The Tosefta to this treatise, which is divided into four chapters, contains many haggadic sentences, of which the following may be quoted here: "Every tribe of the people of Israel has produced a judge of the people and a prophet; Judah and Benjamin also anointed kings through their prophets" (i. 9). "If certain signs indicate the approach of troublous times or a crisis for men, the Jews have the greatest cause for anxiety, since they generally suffer most under them" (ii. 6). Noteworthy in the Tosefta are the descriptions of the miraculous well which traveled with the Israelites in the desert (iii. 11), and of the splendid synagogue (basilica) in Alexandria (iv. 6), and the story of Miriam bat Bilga (the daughter of a priest), who became a pagan and married a general of the Greek kings. When the pagans entered the Temple, Miriam stepped to the altar and cried: "Lykos! Lykos! [= "Wolf! Wolf!"], you have devoured Israel's possessions, and you have not helped them in time of need" (iv. 28).The Gemaras.

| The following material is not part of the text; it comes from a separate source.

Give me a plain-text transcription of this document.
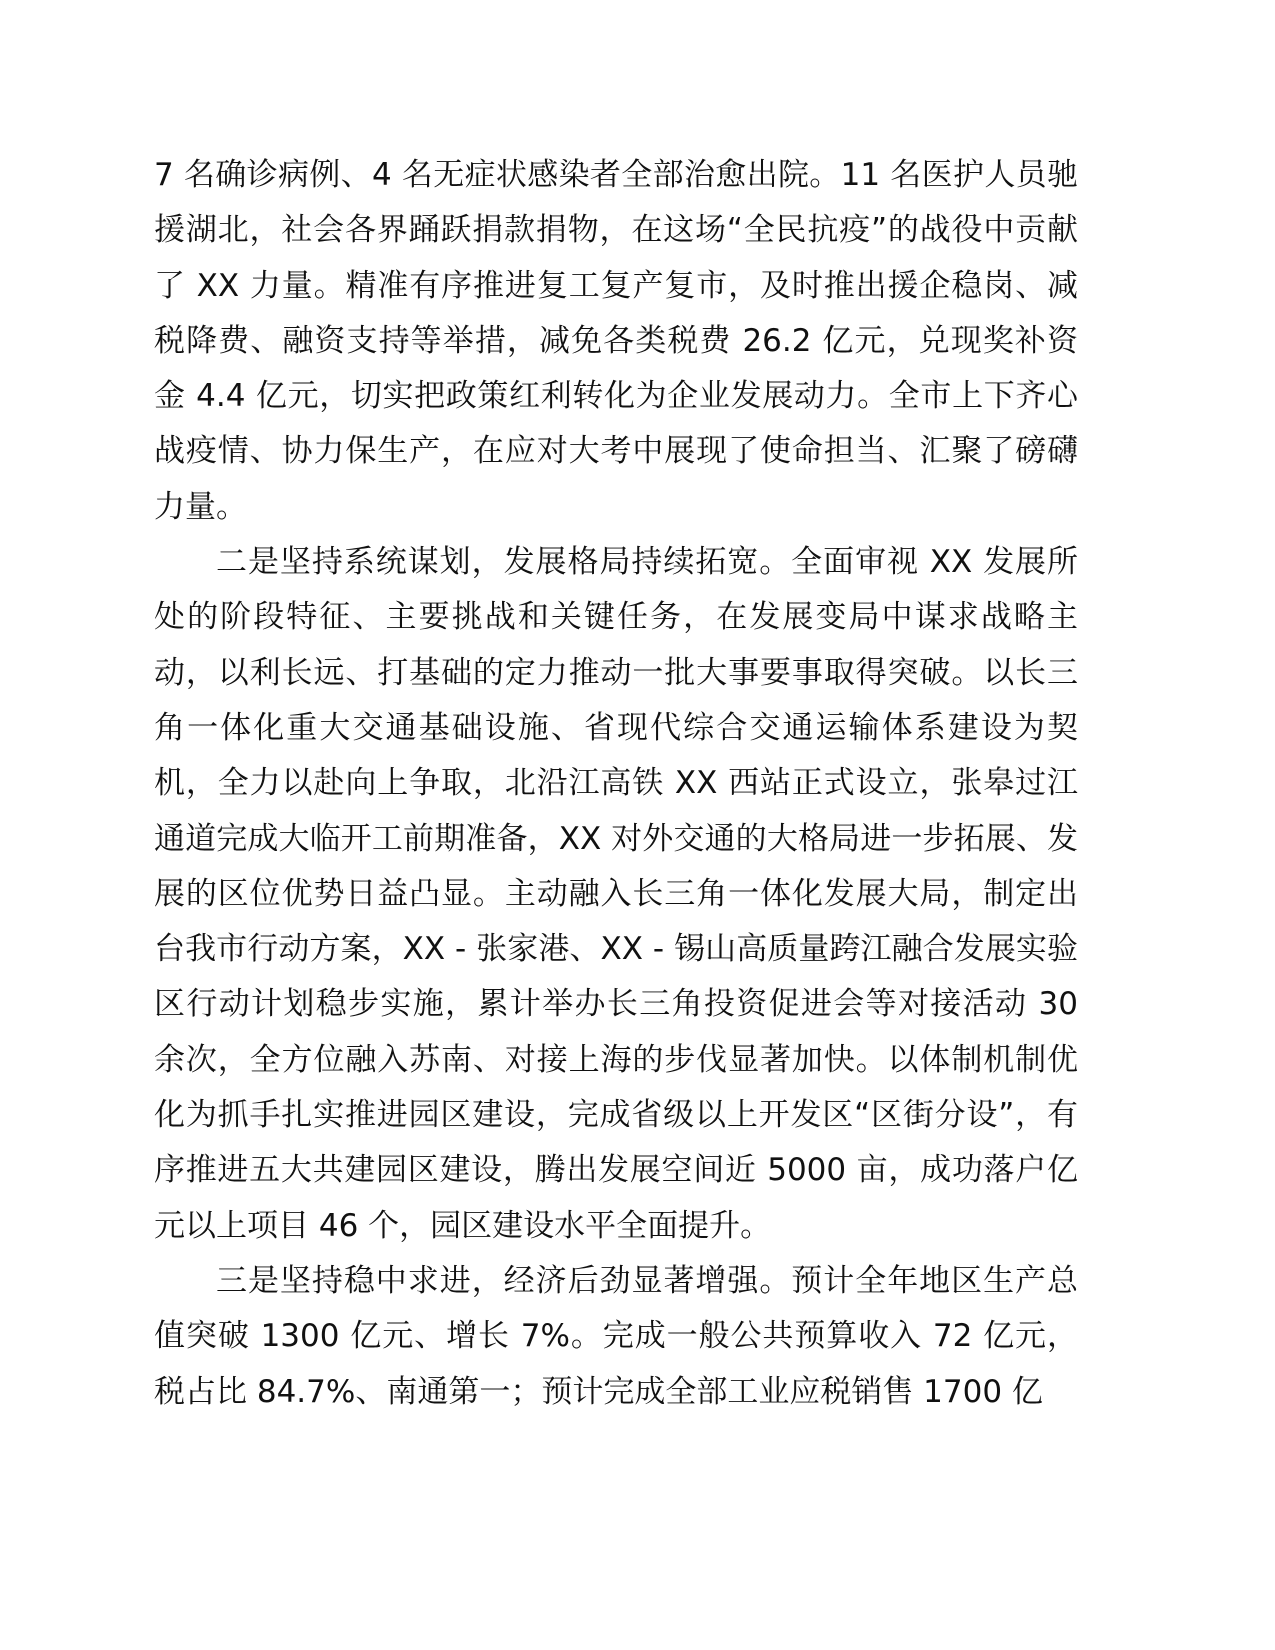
7 名确诊病例、4 名无症状感染者全部治愈出院。11 名医护人员驰援湖北，社会各界踊跃捐款捐物，在这场“全民抗疫”的战役中贡献了 XX 力量。精准有序推进复工复产复市，及时推出援企稳岗、减税降费、融资支持等举措，减免各类税费 26.2 亿元，兑现奖补资金 4.4 亿元，切实把政策红利转化为企业发展动力。全市上下齐心战疫情、协力保生产，在应对大考中展现了使命担当、汇聚了磅礴力量。

二是坚持系统谋划，发展格局持续拓宽。全面审视 XX 发展所处的阶段特征、主要挑战和关键任务，在发展变局中谋求战略主动，以利长远、打基础的定力推动一批大事要事取得突破。以长三角一体化重大交通基础设施、省现代综合交通运输体系建设为契机，全力以赴向上争取，北沿江高铁 XX 西站正式设立，张皋过江通道完成大临开工前期准备，XX 对外交通的大格局进一步拓展、发展的区位优势日益凸显。主动融入长三角一体化发展大局，制定出台我市行动方案，XX - 张家港、XX - 锡山高质量跨江融合发展实验区行动计划稳步实施，累计举办长三角投资促进会等对接活动 30 余次，全方位融入苏南、对接上海的步伐显著加快。以体制机制优化为抓手扎实推进园区建设，完成省级以上开发区“区街分设”，有序推进五大共建园区建设，腾出发展空间近 5000 亩，成功落户亿元以上项目 46 个，园区建设水平全面提升。

三是坚持稳中求进，经济后劲显著增强。预计全年地区生产总值突破 1300 亿元、增长 7%。完成一般公共预算收入 72 亿元，税占比 84.7%、南通第一；预计完成全部工业应税销售 1700 亿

Both Gemaras contain, aside from explanations of the various laws of the Mishnah, numerous stories and many interesting sentences. The following may be quoted from the Babylonian Gemara: "The practise of philanthropy is better than many sacrifices" (49b). "Israel could not justify itself for its sins, if the sentences in Jer. xviii. 6 and Ezek. xxxvi. 26, which in a certain sense deny the freedom of the will, had not in a way relieved it from responsibility for its acts" (52b). Noteworthy in the Palestinian Gemara is the story of the cause of Trajan's persecution of the Jews. A son was born to him on the Jewish fast of the Ninth of Ab, and his daughter died on Ḥanukkah, on which feast the Jews lighted candles. Hence, the Jews being suspected of having mourned over the birth of the prince and of having rejoiced over the death of the princess, Trajan persecuted them (55b). There is also a curious account of the enlargement of the well of Siloah, in the hope that the flow of water would increase. After the well was enlarged, however, the water flowed less freely; and it was only after the aperture had been restored to its original size that the flow became as formerly (55d).